If you're a John Grisham fan who was put off by last year's disastrous sequel to "The Firm," "The Exchange," you might want to give him another chance.
The legal thriller maestro's "Camino Ghosts" returns him to the genial characters from his "Camino Island" and "Camino Winds," who all check in and out of a remarkably prosperous bookstore on the fictitious Camino Island, which Grisham has said was inspired by Amelia Island, off the coast of northern Florida.
Like the other "Camino" books, "Ghosts" is briefer and more light-hearted than Grisham's straight-up legal thrillers — no one gets killed during the course of the new one, or even seriously threatened.

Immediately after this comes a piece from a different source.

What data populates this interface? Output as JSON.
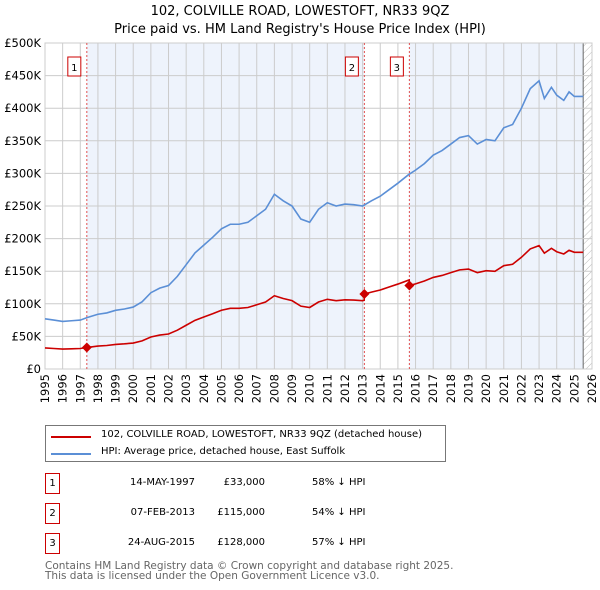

The "Camino" books have felt like palate cleansers for Grisham, something fun to do before tackling the weightier issues that usually form the backbone of books such as "The Client" and "The Associate." (The first "Camino Island" was a caper, touched off by the theft of an F. Scott Fitzgerald manuscript.).
"Ghosts" blends legal thriller elements with the friendly bickering of the island's residents. Bookstore owner Bruce Cable and his pals come to the assistance of a woman named Lovely Jackson, who is descended from enslaved people and who is attempting to establish a claim on a now-deserted island, where her ancestors lived after they escaped from slavery.
As usual, Grisham has a few legal surprises to spring on us as the case unfolds and his characters, while not particularly deep, are fun to hang out with.
Most importantly, the plotting instincts that deserted Grisham in "Exchange" are back in "Camino Ghosts." The legal case may drag out over months, as actual legal cases do, but Grisham makes sure the book moves like the winds that buffet his fictional island.
Camino Ghosts
By: John Grisham.
Publisher: Doubleday, 293 pages, $29.95.